The latest scandal at Iraq’s ministry of electricity involves multi-billion dollar “phantom deals” with a German and Canadian company. The minister of energy has been asked to resign. But according to a report from NIQASH, the real story is not as simple as it first appears.
As a long, hot summer continues to overheat the citizens of Baghdad, one of the government ministries that could alleviate some of their pain is in the spotlight once again. With the latest scandal at the Ministry of Electricity, which will most likely result in the dismissal of the current minister, it seems that this government department deserves to sit atop the list of most corrupt government institutions in Iraq.
Despite an ever-changing roster of ministers since the new Iraqi government was formed in 2003, nothing has really changed in terms of electricity supply in Iraq. Most Iraqis still only get a few hours of electricity a day, most local power is currently supplied by the independent owners of generators and Iraqis continue to suffer without their refrigerators and air conditioning in the 50 centigrade-plus summer heat. In fact, during popular protests earlier in the year, a better electricity supply was one thing all the crowds demanded.

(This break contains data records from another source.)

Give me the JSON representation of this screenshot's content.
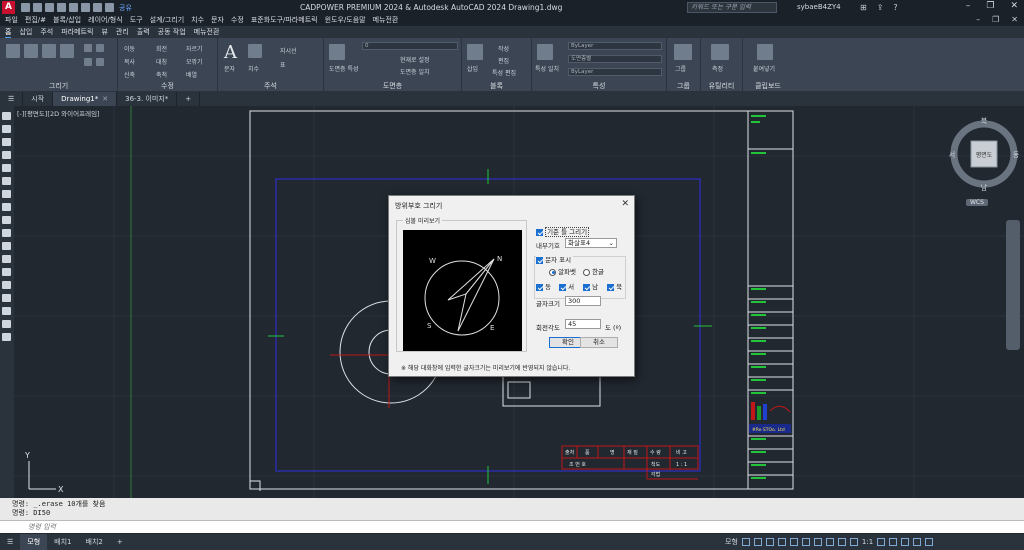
{
  "title": {
    "text": "CADPOWER PREMIUM 2024  & Autodesk AutoCAD 2024    Drawing1.dwg",
    "share": "공유",
    "search_placeholder": "키워드 또는 구문 입력",
    "user": "sybaeB4ZY4"
  },
  "menu": [
    "파일",
    "편집/#",
    "블록/삽입",
    "레이어/형식",
    "도구",
    "설계/그리기",
    "치수",
    "문자",
    "수정",
    "표준화도구/파라메트릭",
    "윈도우/도움말",
    "메뉴전환"
  ],
  "ribbon_tabs": [
    "홈",
    "삽입",
    "주석",
    "파라메트릭",
    "뷰",
    "관리",
    "출력",
    "공동 작업",
    "메뉴전환"
  ],
  "ribbon_panels": {
    "draw": "그리기",
    "modify": "수정",
    "annotation": "주석",
    "layers": "도면층",
    "block": "블록",
    "properties": "특성",
    "groups": "그룹",
    "utilities": "유틸리티",
    "clipboard": "클립보드",
    "modify_items": [
      "이동",
      "회전",
      "자르기",
      "복사",
      "대칭",
      "모깎기",
      "신축",
      "축척",
      "배열"
    ],
    "annotation_items": [
      "문자",
      "치수",
      "지시선",
      "표"
    ],
    "layer_value": "0",
    "layer_items": [
      "도면층 특성",
      "현재로 설정",
      "도면층 일치"
    ],
    "block_items": [
      "삽입",
      "작성",
      "편집",
      "특성 편집"
    ],
    "properties_items": [
      "특성 일치",
      "ByLayer",
      "도면층별",
      "ByLayer"
    ],
    "group_item": "그룹",
    "utility_item": "측정",
    "clipboard_item": "붙여넣기"
  },
  "doc_tabs": [
    "시작",
    "Drawing1*",
    "36-3. 이미지*"
  ],
  "viewport_label": "[-][평면도][2D 와이어프레임]",
  "viewcube": {
    "north": "북",
    "south": "남",
    "east": "동",
    "west": "서",
    "top": "평면도",
    "wcs": "WCS"
  },
  "titleblock": {
    "row1": [
      "출처",
      "품",
      "명",
      "재 질",
      "수 량",
      "비 고"
    ],
    "row2": [
      "조 번 호",
      "척도",
      "1 : 1"
    ],
    "row3": [
      "각법"
    ],
    "logo_text": "#Re STOo. Ltd"
  },
  "dialog": {
    "title": "방위부호 그리기",
    "preview_label": "심볼 미리보기",
    "preview_letters": {
      "n": "N",
      "e": "E",
      "s": "S",
      "w": "W"
    },
    "base_line_label": "기준 틀 그리기",
    "inner_symbol_label": "내부기호",
    "inner_symbol_value": "화살표4",
    "text_display_label": "문자 표시",
    "alphabet_label": "알파벳",
    "korean_label": "한글",
    "east_label": "동",
    "west_label": "서",
    "south_label": "남",
    "north_label": "북",
    "text_size_label": "글자크기",
    "text_size_value": "300",
    "rotation_label": "회전각도",
    "rotation_value": "45",
    "rotation_unit": "도 (º)",
    "ok_label": "확인",
    "cancel_label": "취소",
    "note": "※ 해당 대화창에 입력한 글자크기는 미리보기에 반영되지 않습니다."
  },
  "command": {
    "history1": "명령: _.erase 10개를 찾음",
    "history2": "명령: DI50",
    "placeholder": "명령 입력"
  },
  "layout_tabs": [
    "모형",
    "배치1",
    "배치2"
  ],
  "status": {
    "model": "모형",
    "scale": "1:1"
  }
}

Those earlier protests saw the resignation of Karim Wahid the former minister of electricity. And now, after only six months in the job, the next minister also appears to be being forced out of this difficult job.

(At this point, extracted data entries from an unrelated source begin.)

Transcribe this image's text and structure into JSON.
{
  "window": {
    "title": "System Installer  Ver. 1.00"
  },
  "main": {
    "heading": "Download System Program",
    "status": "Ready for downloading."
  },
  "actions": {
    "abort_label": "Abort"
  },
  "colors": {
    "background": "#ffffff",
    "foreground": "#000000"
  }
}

The latest scandal involves what are coming to be known as the “phantom deals”. How much of the deals really are phantoms and how much is real still appears to be up for debate.

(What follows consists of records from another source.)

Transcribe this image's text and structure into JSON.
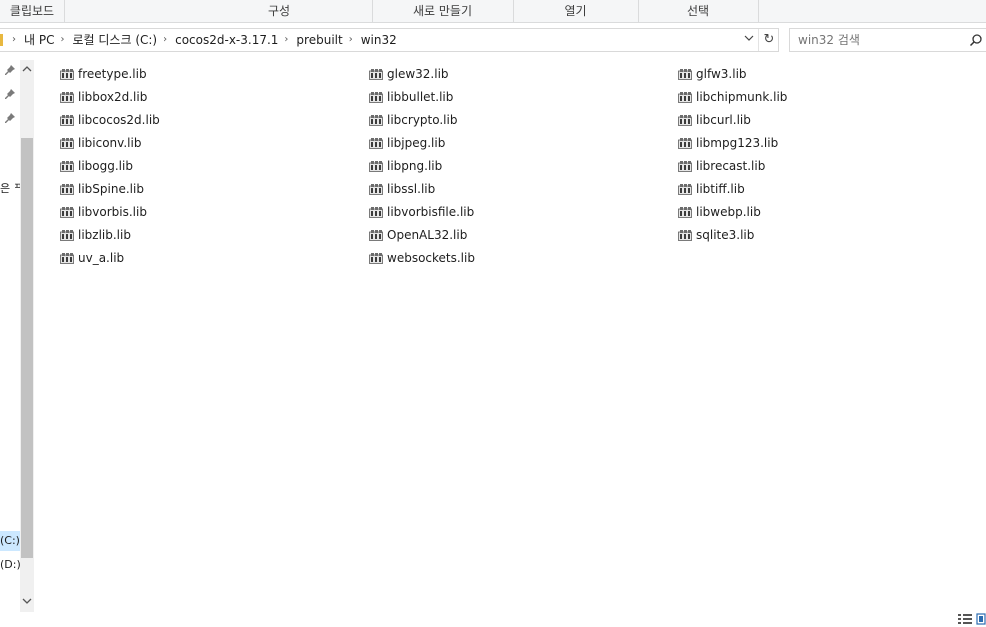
{
  "ribbon": {
    "groups": [
      "클립보드",
      "구성",
      "새로 만들기",
      "열기",
      "선택"
    ]
  },
  "address": {
    "crumbs": [
      "내 PC",
      "로컬 디스크 (C:)",
      "cocos2d-x-3.17.1",
      "prebuilt",
      "win32"
    ],
    "dropdown_glyph": "⌄",
    "refresh_glyph": "↻"
  },
  "search": {
    "placeholder": "win32 검색"
  },
  "nav": {
    "labels": [
      "은 ᄑ",
      "(C:)",
      "(D:)"
    ]
  },
  "files": {
    "col1": [
      "freetype.lib",
      "libbox2d.lib",
      "libcocos2d.lib",
      "libiconv.lib",
      "libogg.lib",
      "libSpine.lib",
      "libvorbis.lib",
      "libzlib.lib",
      "uv_a.lib"
    ],
    "col2": [
      "glew32.lib",
      "libbullet.lib",
      "libcrypto.lib",
      "libjpeg.lib",
      "libpng.lib",
      "libssl.lib",
      "libvorbisfile.lib",
      "OpenAL32.lib",
      "websockets.lib"
    ],
    "col3": [
      "glfw3.lib",
      "libchipmunk.lib",
      "libcurl.lib",
      "libmpg123.lib",
      "librecast.lib",
      "libtiff.lib",
      "libwebp.lib",
      "sqlite3.lib"
    ]
  },
  "icons": {
    "file": "library-file-icon",
    "pin": "pin-icon",
    "search": "search-icon",
    "details_view": "details-view-icon",
    "large_icons_view": "large-icons-view-icon"
  },
  "colors": {
    "selection": "#cce8ff",
    "folder": "#e8b840"
  }
}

Early in July the Electricity Minister Raad Shalal signed two deals, worth close to US$2 billion in total, for the building of power plants and infrastructure. According to some politicians though, the companies he signed the deals with did not actually exist. One of the companies was a German one, Maschinenbau Halberstadt (MBH) and the other was a Canadian firm, the Canadian Alliance for Power Generation Equipment Inc (CAPGENT).
MBH was awarded a contract worth US$623 million to build five power plants in the Ninawa province within a year’s time. Capgent’s contract was for just over US $1.2 billion and they were assigned to build ten power plants in Iraq in the provinces of Anbar and Salaheddin, also within 12 months.